Do Canal de Notícias Meio (por e-mail de hoje, 7 de Agosto de 2018):
“A Editora Abril demitirá, até amanhã, pelo menos 500 pessoas. Destas, 171 jornalistas. Inúmeros títulos serão encerrados. Ficam, de acordo com o Meio & Mensagem: Veja, Veja São Paulo, Exame, Quatro Rodas, Claudia, Saúde, Superinteressante, Viagem e Turismo, Você S/A, Você RH, Guia do Estudante, Capricho, Mdemulher, VIP e Placar.”
Ontem à noite (6 de Agosto de 2018, na verdade, hoje de madrugada, 7 de Agosto de 2018) o “Conversa com o Bial”, na Globo, teve como convidados Luiz Schwarcz, diretor da Editora Companhia das Letras, Marcos da Veiga Pereira (neto do José Olympio), da Editora Sextante, e, na parte final, André Conti, diretor da Editora Todavia, uma editora nova, que é, de certo modo, um spinoff da Companhia das Letras, onde o Conti trabalhou 11 anos).

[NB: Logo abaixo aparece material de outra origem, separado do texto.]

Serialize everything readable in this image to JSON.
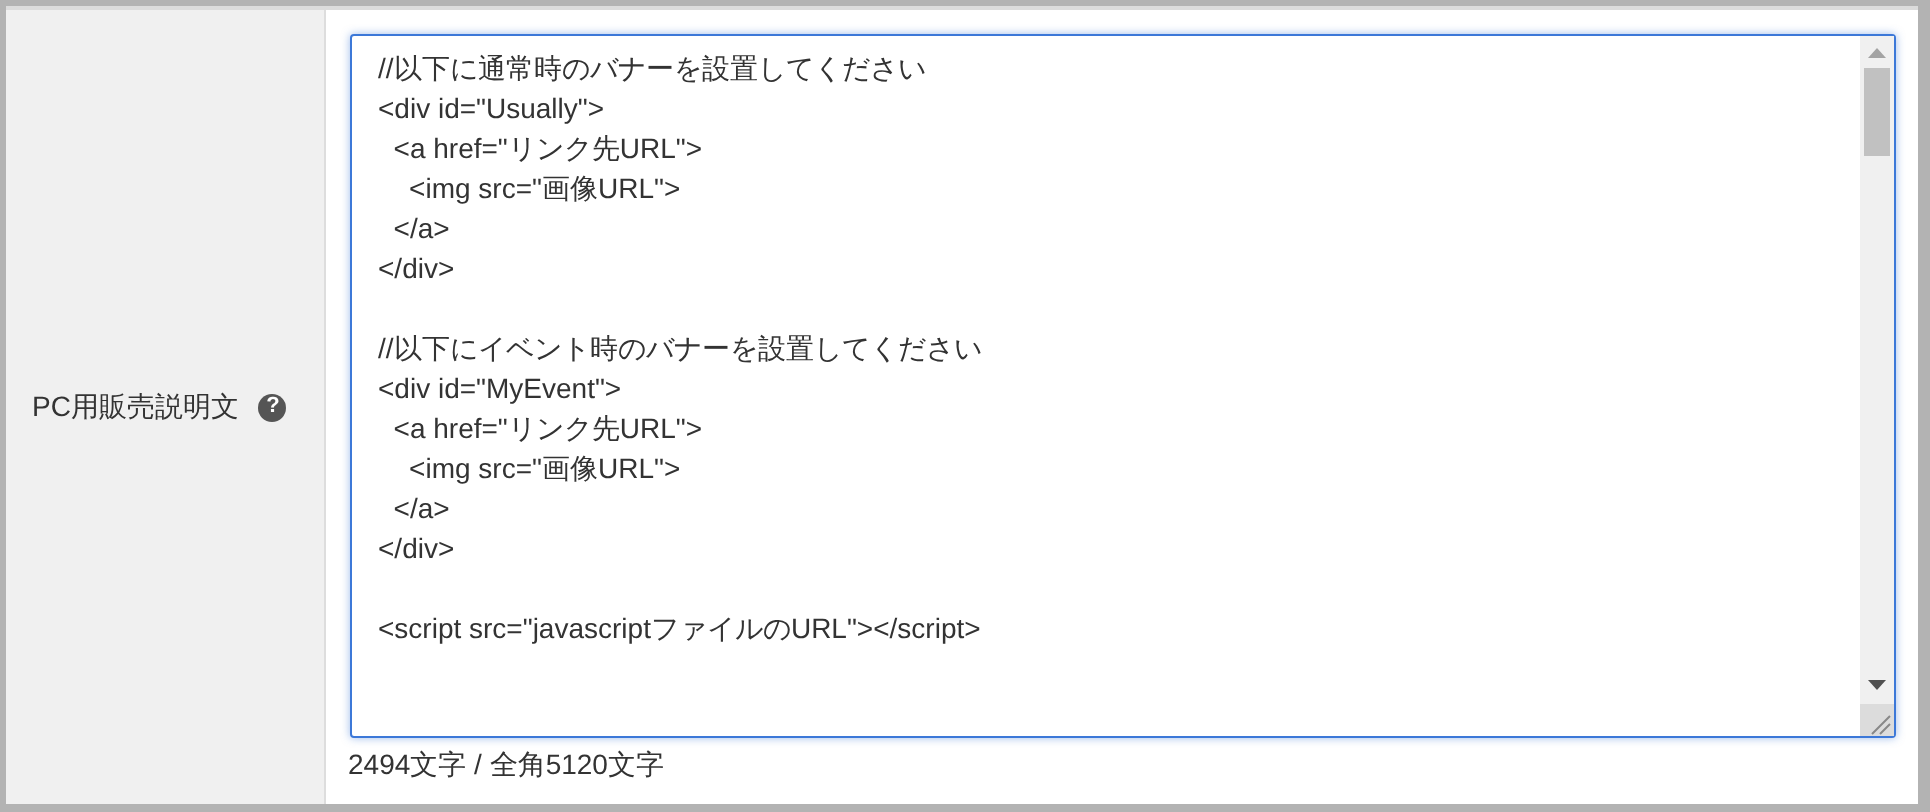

Conseguiram falar por cerca de uma hora, discutir a crise do setor editorial (o Brasil está publicando 20% menos livros desde 2014), o endividamento das grandes livrarias (Cultura, Saraiva), que não pagam os fornecedores (inclusive as Editoras) — e não falar nada da Amazon e só fazer uma referência en passant ao e-book (abrangendo as revistas e os jornais digitais), como se ele, o e-book, não estivesse no centro da crise das editoras convencionais e das livrarias… Uma piada.
Um amigo de Facebook, Magno Paganelli, retorquiu argumentando assim:
“Não tenho tanta certeza de que os e-books são o centro da crise nas convencionais. Quando saíram por aqui, li uma pesquisa feita nos EUA dando conta de que nada foi impactado efetivamente, a não ser pela novidade. Logo em seguida os números eram bem insignificantes. Aliás, demonstravam que o eletrônico . . . estimulava[..] a venda do livro físico.”

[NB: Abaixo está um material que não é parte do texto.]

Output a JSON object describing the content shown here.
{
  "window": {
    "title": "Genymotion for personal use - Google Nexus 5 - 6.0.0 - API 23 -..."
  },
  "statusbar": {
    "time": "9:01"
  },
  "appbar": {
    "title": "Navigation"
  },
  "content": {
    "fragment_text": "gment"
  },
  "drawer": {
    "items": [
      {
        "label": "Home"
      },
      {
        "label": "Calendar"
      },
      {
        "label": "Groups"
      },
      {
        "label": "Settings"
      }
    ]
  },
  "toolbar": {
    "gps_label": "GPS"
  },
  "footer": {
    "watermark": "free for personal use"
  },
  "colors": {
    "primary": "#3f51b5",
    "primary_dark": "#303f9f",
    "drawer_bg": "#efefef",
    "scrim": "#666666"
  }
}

Questionei essa afirmação e trocamos algumas estatísticas. Mas concluí que estatísticas dos anos passados não são tão significativas (embora não mostrem, a meu ver, o que ele afirmou). Mais significativo é o conjunto da evolução e do movimento histórico das tecnologias aplicadas às mídias.
Na minha forma de entender, há uma coisa que eu descreveria como “lógica” da tecnologia aplicação da tecnologia, e das mudanças que dela decorrem, que é algo próximo de inevitável.

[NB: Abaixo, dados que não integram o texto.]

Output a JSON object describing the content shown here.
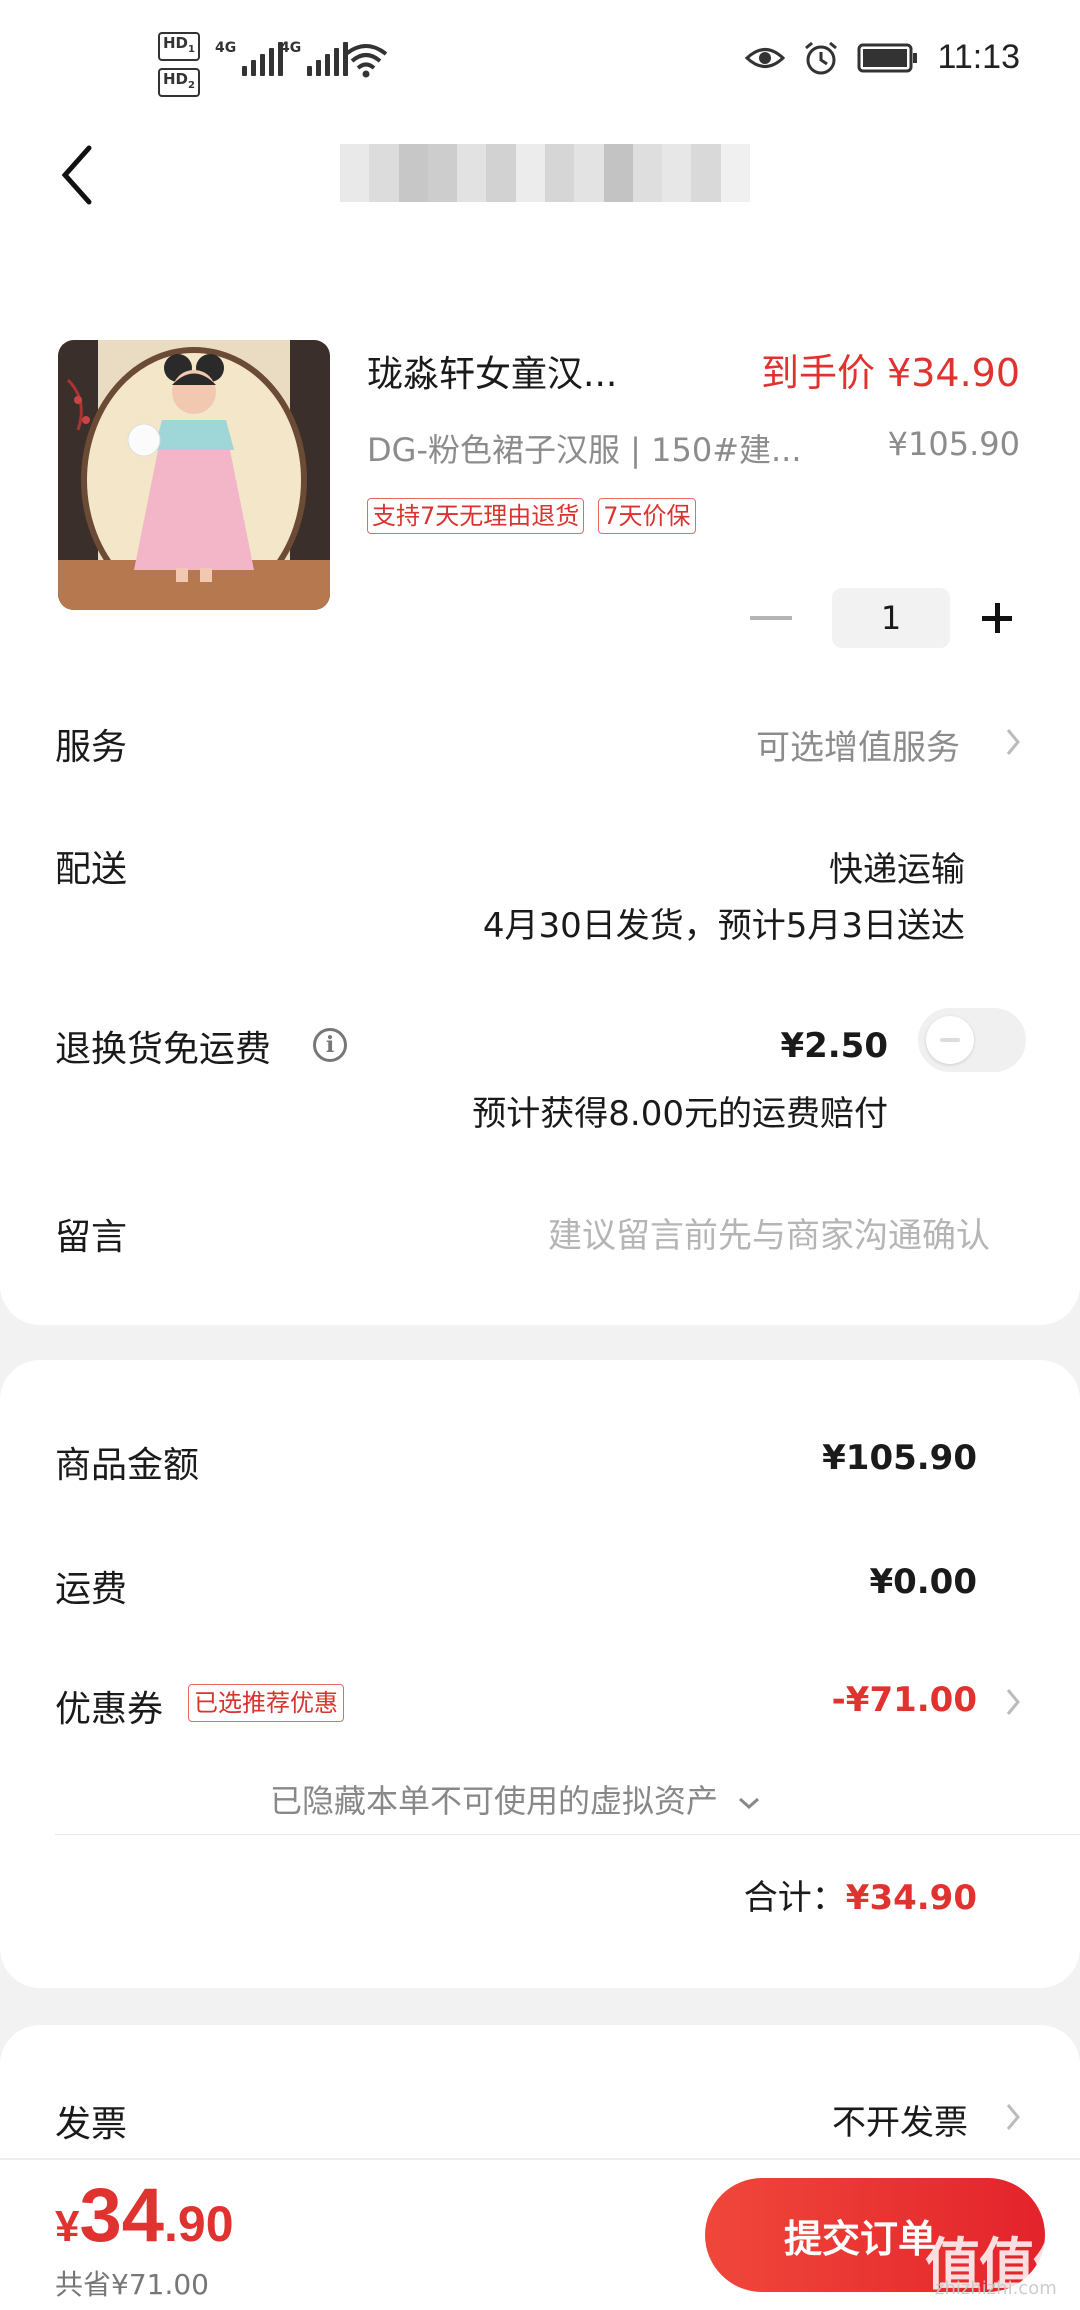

O livro impresso matou o livro manuscrito. Levou um tempinho? Levou, sim. Mas 100 anos depois da invenção da prensa de tipo móvel de Gutenberg, por volta de 1550, não se faziam mais livros manuscritos. Tudo era impresso. Por quê? Rapidez do processo, custo / lucro / preço, escassez de escribas competentes e confiáveis (que não alteravam o texto copiado para atender a seus interesses ou aos de terceiros), e, especialmente, a possibilidade de produção em massa de cópias idênticas, indiferenciáveis, de um mesmo produto, etc.
O livro digital (e-book) vai matar o livro impresso. E vai demorar muito menos tempo. Eu diria até: e demorou muito menos tempo. O livro impresso desapareceu? Ainda não. Vai desaparecer de todo? Provavelmente, num futuro próximo, não. Mas vai desaparecer. Quanto a isso não tenho dúvida. O livro impresso é uma tecnologia que já tem mais de 500 anos e que já esgotou o seu ciclo. Uma nova tecnologia já chegou e vai colocar o livro impresso na cova da história.
Por quê? Vejamos só as vantagens do e-book (que apontam, em negativo, para as desvantagens do livro impresso).
O e-book dispensa papel, não agride o ambiente, não impõe custo significativo de estocagem, a distribuição tem um custo negligível, pode ser substituído “on the fly”, e sem custo, por uma versão corrigida e atualizada, para o usuário não impõe a necessidade de estante e biblioteca (eu sei o problema que isso causa: tenho uma biblioteca de cerca de 30 mil exemplares impressos), etc.
E, agora, o que, para mim, é o maior benefício: o e-book você compra, mesmo de uma loja em Londres, ou em Frankfurt, ou em Canberra, e recebe NA HORA, podendo começar a lê-lo em seguida.
O preço do e-book poderia ser uma fração ínfima do preço do correspondente livro impresso. Por que não é? Porque a máfia das grandes editoras de livros impressos ainda têm os autores com a corda no pescoço. Mas isso não vai durar. A Amazon já é uma grande editora — que publica e-books editados por ela mesma. E estes ela vende por preço menos do que 5 dólares. Elsevier e outros, que publicam periódicos cuja assinatura custa mais de 250 dólares por ano (para quatro exemplares), já sofrem a concorrência de periódicos digitais de qualidade, com “referees” e tudo, indexados, que saem quase de graça na Internet.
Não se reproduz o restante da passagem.